Das sind zum Beispiel Lehrerinnen und Lehrer, Pflegepersonal und Feuerwehrleute. Sie alle definieren sich über ihren Beruf, nicht über «Beamtentum», und haben als Berufsleute in der Öffentlichkeit auch kein schlechtes Image.

In der aktuellen Personalbefragung des Bundes zeigt sich, dass die Zufriedenheit abnimmt und Resignation weit verbreitet ist.
J.B.: Wenn man sich bei der Arbeit für etwas einsetzen will und trotzdem Jahr für Jahr nur mit Abbau konfrontiert wird, ist die Stimmung logischerweise nicht gut. Das betrifft aber nicht bloss den Bund.
Auch bei den Kantonen steht es mit der Zufriedenheit nicht zum Besten. Das ist mit ein Grund, dass mittlerweile Zehntausende aus dem öffentlichen Dienst auf die Strasse gehen.
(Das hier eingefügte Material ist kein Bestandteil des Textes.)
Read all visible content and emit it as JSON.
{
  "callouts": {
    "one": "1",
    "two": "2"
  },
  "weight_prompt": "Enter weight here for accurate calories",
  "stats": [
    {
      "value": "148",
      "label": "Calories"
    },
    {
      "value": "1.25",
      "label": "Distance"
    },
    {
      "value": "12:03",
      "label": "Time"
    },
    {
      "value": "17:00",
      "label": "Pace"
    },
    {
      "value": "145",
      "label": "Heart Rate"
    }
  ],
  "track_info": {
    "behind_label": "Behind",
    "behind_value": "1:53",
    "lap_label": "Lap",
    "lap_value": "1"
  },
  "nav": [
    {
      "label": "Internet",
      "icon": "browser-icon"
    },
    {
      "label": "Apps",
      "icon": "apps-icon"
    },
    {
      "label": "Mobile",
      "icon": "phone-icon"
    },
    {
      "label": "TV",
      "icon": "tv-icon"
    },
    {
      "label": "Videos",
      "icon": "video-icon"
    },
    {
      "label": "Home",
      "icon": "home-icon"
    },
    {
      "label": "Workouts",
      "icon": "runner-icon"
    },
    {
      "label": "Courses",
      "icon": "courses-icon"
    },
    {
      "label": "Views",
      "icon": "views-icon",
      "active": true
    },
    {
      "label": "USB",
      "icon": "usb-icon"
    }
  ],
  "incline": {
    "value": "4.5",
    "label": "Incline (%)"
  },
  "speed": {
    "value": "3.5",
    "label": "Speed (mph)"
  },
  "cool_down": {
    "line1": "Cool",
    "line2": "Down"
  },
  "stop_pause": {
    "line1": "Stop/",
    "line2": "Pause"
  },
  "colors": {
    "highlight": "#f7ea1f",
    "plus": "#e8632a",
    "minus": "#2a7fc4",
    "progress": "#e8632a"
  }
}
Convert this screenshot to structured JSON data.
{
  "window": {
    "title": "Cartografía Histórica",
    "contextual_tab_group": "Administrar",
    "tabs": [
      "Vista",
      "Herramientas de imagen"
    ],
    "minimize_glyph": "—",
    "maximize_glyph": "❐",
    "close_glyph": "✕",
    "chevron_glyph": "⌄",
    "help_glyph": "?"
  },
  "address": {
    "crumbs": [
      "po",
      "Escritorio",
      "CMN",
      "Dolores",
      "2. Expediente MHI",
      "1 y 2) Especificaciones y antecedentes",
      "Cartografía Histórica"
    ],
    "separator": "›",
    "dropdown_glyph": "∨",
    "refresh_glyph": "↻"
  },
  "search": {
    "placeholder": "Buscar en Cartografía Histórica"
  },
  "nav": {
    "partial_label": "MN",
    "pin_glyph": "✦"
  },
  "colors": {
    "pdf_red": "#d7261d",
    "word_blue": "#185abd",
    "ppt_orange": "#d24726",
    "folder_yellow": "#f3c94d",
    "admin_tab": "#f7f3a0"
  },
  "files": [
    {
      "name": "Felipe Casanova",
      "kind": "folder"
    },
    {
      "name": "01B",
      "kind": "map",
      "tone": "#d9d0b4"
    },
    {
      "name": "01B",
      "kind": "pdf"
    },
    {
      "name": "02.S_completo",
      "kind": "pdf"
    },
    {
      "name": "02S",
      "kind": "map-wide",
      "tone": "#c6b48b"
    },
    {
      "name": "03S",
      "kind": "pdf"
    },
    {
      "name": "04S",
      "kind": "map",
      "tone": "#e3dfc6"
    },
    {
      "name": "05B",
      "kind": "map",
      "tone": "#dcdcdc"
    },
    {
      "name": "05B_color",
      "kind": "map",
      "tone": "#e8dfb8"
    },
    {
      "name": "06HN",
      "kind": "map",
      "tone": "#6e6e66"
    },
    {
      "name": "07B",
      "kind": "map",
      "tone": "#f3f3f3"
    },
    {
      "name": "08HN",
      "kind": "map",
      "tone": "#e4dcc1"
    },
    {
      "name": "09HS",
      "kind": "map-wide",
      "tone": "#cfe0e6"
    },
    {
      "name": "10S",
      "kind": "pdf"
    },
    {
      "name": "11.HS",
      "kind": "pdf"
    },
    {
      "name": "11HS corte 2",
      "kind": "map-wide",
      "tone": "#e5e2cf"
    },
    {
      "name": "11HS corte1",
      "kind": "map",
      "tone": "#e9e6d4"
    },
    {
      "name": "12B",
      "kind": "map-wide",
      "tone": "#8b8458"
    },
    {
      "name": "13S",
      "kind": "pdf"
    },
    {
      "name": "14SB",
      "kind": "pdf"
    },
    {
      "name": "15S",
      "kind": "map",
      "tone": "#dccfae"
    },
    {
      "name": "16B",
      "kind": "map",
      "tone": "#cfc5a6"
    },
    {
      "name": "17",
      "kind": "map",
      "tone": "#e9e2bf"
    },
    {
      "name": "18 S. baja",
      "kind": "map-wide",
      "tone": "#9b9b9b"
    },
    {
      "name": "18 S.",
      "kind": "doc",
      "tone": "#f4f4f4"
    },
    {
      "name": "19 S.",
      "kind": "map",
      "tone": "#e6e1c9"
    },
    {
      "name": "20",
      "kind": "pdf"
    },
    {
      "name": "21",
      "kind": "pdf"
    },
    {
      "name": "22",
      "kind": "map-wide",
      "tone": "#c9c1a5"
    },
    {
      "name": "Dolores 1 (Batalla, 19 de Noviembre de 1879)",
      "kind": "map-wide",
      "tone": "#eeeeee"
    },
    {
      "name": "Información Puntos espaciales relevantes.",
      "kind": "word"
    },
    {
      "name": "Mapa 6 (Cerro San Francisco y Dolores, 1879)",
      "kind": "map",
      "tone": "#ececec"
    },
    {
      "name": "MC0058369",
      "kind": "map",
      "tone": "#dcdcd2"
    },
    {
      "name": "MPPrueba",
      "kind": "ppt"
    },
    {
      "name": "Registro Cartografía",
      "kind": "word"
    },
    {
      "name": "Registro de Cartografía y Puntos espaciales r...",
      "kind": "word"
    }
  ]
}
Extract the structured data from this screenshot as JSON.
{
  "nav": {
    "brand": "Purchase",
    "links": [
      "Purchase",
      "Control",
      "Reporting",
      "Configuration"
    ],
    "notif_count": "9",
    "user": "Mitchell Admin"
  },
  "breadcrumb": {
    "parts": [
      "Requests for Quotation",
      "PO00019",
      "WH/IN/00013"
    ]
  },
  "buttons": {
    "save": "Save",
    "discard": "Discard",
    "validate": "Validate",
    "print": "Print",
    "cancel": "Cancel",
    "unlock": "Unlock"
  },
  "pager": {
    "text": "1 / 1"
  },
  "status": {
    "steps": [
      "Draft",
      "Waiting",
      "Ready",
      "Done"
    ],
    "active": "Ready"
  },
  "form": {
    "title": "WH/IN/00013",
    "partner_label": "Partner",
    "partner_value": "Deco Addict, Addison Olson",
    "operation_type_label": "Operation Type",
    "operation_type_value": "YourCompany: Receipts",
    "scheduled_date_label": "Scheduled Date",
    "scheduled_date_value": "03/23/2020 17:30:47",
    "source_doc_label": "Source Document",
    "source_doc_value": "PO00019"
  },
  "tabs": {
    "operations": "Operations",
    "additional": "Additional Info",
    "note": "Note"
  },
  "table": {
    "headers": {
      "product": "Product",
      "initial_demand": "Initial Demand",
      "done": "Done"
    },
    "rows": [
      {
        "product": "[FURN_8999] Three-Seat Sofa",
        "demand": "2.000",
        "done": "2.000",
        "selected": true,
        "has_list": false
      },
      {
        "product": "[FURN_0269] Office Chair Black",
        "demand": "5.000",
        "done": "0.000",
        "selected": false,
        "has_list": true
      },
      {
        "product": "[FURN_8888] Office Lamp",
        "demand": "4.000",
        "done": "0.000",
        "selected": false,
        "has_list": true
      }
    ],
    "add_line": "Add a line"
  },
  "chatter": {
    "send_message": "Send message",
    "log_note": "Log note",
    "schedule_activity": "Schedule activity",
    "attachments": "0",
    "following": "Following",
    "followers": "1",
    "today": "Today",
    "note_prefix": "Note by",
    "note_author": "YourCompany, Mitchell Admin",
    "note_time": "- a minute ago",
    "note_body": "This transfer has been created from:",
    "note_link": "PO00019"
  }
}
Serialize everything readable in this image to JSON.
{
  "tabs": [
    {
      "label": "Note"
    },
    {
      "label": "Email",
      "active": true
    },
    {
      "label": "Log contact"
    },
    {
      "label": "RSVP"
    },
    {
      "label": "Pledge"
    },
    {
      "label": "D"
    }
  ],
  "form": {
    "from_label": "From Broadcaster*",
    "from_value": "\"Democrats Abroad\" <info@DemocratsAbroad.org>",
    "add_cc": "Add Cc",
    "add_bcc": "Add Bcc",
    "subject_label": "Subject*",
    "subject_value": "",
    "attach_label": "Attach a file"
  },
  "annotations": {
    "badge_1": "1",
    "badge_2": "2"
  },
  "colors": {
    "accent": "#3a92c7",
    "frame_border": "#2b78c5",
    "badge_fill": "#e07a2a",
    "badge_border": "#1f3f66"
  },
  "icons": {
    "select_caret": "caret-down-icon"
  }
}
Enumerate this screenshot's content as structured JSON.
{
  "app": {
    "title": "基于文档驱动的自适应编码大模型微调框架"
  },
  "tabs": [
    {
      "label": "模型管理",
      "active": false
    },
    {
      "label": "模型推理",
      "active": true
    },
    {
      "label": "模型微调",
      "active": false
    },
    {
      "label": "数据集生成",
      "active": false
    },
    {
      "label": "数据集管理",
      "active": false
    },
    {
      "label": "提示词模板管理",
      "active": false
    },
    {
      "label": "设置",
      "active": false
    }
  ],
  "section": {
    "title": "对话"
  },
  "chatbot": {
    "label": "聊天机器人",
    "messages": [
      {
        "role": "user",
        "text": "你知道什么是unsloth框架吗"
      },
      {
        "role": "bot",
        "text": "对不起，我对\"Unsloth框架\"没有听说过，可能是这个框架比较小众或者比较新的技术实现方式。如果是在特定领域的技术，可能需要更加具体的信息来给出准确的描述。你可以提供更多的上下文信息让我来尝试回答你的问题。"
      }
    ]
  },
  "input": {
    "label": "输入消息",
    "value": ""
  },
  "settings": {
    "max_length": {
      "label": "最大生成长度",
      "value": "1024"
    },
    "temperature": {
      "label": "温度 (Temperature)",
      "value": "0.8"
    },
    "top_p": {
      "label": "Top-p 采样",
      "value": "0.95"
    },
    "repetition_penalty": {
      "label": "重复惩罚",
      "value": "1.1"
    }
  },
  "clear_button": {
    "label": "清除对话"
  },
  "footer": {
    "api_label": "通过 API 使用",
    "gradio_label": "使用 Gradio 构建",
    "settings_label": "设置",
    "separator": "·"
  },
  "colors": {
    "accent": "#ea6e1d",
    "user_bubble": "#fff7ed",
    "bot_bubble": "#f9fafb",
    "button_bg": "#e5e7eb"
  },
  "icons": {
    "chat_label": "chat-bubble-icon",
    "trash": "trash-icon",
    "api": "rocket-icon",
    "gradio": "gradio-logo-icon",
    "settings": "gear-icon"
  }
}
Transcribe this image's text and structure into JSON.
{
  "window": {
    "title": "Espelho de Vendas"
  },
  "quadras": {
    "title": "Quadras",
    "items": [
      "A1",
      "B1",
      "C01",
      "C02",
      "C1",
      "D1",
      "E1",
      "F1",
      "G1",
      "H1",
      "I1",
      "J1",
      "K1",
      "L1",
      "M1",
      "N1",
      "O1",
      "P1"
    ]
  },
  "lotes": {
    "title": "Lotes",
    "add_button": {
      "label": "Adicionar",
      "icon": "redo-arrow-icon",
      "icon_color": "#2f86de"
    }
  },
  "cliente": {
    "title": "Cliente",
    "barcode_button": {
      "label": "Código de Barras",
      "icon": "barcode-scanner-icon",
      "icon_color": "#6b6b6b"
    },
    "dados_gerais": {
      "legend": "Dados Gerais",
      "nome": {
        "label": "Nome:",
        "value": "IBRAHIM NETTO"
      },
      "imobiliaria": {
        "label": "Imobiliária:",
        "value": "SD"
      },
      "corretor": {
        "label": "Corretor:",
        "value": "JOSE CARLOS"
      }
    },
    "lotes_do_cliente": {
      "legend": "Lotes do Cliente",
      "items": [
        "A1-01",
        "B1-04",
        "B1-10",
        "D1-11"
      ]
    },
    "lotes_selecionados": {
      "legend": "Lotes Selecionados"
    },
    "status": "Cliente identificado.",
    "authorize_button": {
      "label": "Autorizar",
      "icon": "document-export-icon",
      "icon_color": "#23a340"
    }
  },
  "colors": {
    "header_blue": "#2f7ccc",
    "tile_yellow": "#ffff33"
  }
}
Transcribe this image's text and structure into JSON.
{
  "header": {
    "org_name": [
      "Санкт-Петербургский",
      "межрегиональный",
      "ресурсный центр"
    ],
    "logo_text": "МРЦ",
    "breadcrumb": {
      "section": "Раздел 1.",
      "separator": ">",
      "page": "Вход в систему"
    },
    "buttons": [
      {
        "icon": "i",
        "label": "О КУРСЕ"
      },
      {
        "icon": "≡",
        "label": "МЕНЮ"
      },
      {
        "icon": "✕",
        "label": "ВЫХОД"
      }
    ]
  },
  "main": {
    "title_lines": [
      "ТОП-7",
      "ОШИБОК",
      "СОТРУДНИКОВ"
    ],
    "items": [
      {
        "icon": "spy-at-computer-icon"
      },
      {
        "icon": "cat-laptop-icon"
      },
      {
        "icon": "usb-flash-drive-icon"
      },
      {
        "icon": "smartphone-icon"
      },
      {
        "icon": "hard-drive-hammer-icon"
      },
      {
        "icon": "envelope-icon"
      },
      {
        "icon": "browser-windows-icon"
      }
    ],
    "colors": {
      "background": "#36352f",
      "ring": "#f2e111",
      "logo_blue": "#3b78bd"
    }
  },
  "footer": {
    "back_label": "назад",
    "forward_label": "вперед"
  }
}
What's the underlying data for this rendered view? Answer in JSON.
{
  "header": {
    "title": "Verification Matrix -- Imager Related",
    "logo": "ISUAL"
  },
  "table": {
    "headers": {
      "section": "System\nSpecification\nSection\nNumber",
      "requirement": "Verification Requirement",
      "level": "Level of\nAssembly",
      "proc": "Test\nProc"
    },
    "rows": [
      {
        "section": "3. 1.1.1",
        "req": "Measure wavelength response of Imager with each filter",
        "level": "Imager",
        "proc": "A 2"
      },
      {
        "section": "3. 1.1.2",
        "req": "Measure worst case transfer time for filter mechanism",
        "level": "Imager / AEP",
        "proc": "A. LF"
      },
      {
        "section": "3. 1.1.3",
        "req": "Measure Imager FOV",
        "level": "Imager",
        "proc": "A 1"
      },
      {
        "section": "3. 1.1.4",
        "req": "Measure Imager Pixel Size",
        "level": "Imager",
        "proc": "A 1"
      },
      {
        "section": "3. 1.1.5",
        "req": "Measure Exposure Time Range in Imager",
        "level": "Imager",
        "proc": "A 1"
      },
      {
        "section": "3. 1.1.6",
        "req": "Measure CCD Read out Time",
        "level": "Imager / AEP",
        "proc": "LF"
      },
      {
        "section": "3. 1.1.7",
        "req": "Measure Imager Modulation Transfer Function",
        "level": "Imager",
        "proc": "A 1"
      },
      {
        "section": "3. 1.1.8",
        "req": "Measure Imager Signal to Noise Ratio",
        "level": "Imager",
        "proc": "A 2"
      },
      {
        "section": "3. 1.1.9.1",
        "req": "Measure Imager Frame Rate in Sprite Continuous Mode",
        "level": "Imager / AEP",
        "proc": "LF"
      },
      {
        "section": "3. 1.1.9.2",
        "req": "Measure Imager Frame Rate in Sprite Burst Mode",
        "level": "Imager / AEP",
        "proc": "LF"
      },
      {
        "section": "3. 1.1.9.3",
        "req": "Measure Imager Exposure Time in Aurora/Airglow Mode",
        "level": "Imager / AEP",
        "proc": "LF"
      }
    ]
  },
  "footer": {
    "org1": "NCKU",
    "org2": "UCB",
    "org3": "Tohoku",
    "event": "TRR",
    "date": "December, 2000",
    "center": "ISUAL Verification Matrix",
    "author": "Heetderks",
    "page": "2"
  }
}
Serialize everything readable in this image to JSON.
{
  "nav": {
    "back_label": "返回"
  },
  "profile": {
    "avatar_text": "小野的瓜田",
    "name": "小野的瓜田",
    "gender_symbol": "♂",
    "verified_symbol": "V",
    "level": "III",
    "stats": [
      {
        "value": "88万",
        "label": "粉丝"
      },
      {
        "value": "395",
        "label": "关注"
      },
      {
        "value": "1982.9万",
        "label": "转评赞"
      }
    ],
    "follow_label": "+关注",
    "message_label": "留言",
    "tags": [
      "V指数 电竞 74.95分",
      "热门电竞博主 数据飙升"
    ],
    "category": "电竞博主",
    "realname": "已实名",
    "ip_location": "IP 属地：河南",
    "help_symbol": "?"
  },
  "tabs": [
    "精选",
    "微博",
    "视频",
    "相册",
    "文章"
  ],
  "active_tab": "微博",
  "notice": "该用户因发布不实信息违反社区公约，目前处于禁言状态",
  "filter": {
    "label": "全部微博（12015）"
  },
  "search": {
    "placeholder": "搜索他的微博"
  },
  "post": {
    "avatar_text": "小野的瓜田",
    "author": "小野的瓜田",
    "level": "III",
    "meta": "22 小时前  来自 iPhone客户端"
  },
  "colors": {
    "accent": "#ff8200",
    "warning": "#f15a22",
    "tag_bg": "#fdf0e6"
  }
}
Stellen bei Bund und Kantonen galten lange Zeit als krisensicher. Was geht in Angestellten vor, die jetzt entlassen werden und «ihre Amtsstelle» abgeben müssen?
J.B.: Eine Entlassung ist immer etwas Einschneidendes. Insofern ist das für alle dramatisch.

Müssen die verbleibenden Staatsangestellten mit massiver Mehrbelastung rechnen?
J.B.: Ja. Wir stellen schon seit Jahren fest, dass immer höhere Produktivität verlangt wird.

Steht es also mit dem Arbeitsklima auch bei jenen nicht zum Besten, die ihre Stelle behalten?
J.B.: Das ist ganz klar so. Umfrageergebnisse zeigen, dass die Arbeitsbedingungen die Belastungsgrenze erreicht haben. Ein gutes oder eben schlechtes Beispiel sind die Gefängnisse. Dort versucht man, mit massiven Überbelegungen Kosten zu sparen. Dabei ist die Arbeitsbelastung dort schon sehr hoch. Eine Zunahme des Stresses wirkt sich jedoch direkt auf Fluktuationsrate und Krankheitstage aus. Die Zahlen zu schweren Krankheiten bis zum Herzinfarkttod bei Angestellten im Strafvollzug sind dramatisch.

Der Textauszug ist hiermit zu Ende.